Professor Rudan explains that consciousness enables us to simulate thousands of potential chess moves internally before selecting one based on subjective desires.
Unlike a computer that calculates the best path, a human brain weighs emotional factors like avoiding offense or practicing for future improvement.
This internal simulation reduces uncertainty by comparing futures based on feasibility, rewards, and feelings without needing to face real-world consequences immediately.

Such a mechanism likely drove the evolution of consciousness, allowing organisms to transform plans into actions that ensure survival in dangerous environments.
However, this theory implies that artificial intelligences like Skynet from The Terminator cannot achieve human-like consciousness through the same evolutionary path.
The concept becomes even stranger when considering that time and space might have emerged from consciousness itself as a tool to order events.
Dr Kerr notes that physics suggests spacetime is not a flowing river but a web of causal connections between cause and effect.
Consciousness may serve as a vehicle for understanding these relationships, enabling beings to select actions that lead toward desirable outcomes effectively.

Because this capacity evolved to help creatures survive, scientists naturally expect to find other conscious animals within the diverse animal kingdom.
One of the most startling implications of this theory is that consciousness operates on a spectrum, fluctuating based on how well an animal can simulate the future.
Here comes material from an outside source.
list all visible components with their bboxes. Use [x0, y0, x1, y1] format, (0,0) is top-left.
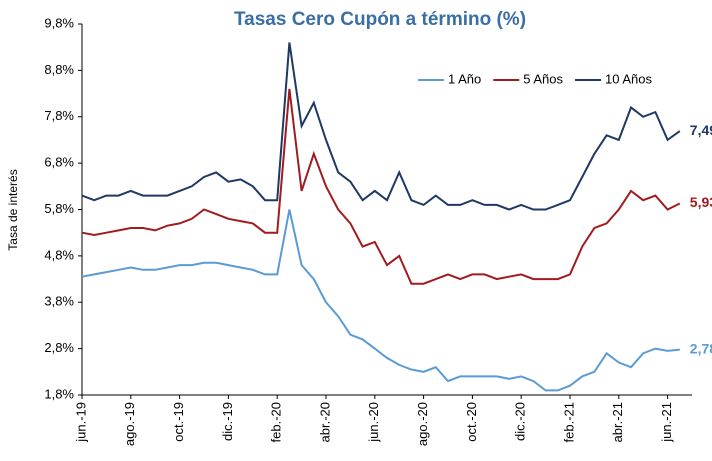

This perspective suggests that our very understanding of space and time might be a creation of the mind, forged as it tries to map out the causal links of what is to come. Octopuses already demonstrate sophisticated planning that hints at a level of awareness close to our own, while rats and mice likely possess this same capacity, albeit at a more basic tier.
The debate now extends to artificial intelligence, raising the question of whether machines can ever truly wake up like humans. Computers can certainly crunch the numbers to calculate possible future scenarios, yet they lack that essential spark of subjective experience that drives us to prefer one idea over another. Professor Rudan explains the distinction clearly: "If consciousness only depended on sufficiently sophisticated information processing and simulations of possible future states, the advanced AI already possesses those abilities."
However, he argues that for humans, the inner feeling of being alive is an unbreakable part of the whole. "But for humans, the subjective experience seems to be an irreducible component of consciousness," he notes. If this deeply emotional element never emerges in machines, then AI might remain incredibly smart without ever becoming conscious in the way a human is. This limitation highlights a critical gap between raw intelligence and true sentience, a distinction that could fundamentally alter how we view the risks and responsibilities surrounding advanced technology.